Liberal Democrats are already organizing to head off any proposal that cuts Social Security benefits, including any plan to raise the retirement age. They argue the program's finances can be fixed with tax increases alone and that benefit cuts would harm low-income seniors who have little savings.
"People would rather pay more or have revenue raised than cut the benefits," said Rep. Jan Schakowsky (D., Ill.), a commission member.
She said she was fairly confident a proposal that included benefit cuts would not garner the needed 14 votes.

Many liberals are particularly opposed to any plan that would link cuts in Social Security to deficit reduction. They say that because the retirement program has long run a surplus, it is not to blame for the budget deficit. The commission's mandate is to examine ways to balance the budget and to address the growth of entitlement programs.
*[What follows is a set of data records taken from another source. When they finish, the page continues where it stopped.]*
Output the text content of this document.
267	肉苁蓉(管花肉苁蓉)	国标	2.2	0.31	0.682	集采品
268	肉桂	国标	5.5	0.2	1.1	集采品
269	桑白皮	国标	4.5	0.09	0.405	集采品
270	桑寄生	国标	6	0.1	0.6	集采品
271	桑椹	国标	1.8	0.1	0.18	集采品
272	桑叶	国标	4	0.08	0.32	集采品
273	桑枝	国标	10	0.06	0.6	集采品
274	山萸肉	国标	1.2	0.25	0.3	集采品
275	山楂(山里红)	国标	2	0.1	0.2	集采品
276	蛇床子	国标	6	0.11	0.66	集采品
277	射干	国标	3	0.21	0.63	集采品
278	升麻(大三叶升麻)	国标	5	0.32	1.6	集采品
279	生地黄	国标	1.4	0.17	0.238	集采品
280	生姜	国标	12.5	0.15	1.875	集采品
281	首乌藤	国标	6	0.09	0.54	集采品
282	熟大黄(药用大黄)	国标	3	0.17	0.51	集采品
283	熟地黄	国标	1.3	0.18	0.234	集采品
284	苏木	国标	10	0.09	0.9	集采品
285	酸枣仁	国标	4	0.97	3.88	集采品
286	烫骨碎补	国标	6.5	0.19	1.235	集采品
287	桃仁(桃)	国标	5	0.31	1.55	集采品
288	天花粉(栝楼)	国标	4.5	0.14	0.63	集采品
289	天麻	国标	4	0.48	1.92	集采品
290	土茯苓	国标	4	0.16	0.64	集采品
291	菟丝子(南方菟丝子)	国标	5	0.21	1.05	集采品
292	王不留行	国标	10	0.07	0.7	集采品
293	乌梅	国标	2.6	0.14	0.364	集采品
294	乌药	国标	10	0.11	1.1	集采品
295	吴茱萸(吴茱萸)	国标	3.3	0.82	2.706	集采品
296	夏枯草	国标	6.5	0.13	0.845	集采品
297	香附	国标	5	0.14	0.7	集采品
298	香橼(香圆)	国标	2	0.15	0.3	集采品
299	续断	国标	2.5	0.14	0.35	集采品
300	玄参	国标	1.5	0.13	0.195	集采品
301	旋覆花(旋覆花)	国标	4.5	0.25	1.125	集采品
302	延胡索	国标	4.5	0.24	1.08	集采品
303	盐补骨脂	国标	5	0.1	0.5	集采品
Outside the commission,, the Campaign for America's Future and other liberal groups are pressuring candidates for Congress to promise not to support benefit cuts, posting name-by-name results on a website. A coalition of 125 groups, called Strengthen Social Security, calls for closing the shortfall with tax increases alone. But others are open to the conversation, including the powerful senior group AARP.
"We're prepared to be quite supportive of a real engagement on the issue," said John Rother, director of public policy for AARP. Acting sooner allows for changes to be made gradually, he said, and will reassure younger workers that the program will be there for them. He dismisses those who said they can never support benefit cuts. "I know all these people personally and they'll say we have to be hard line now to influence the debate...I kind of take it with a grain of salt, these emphatic statements."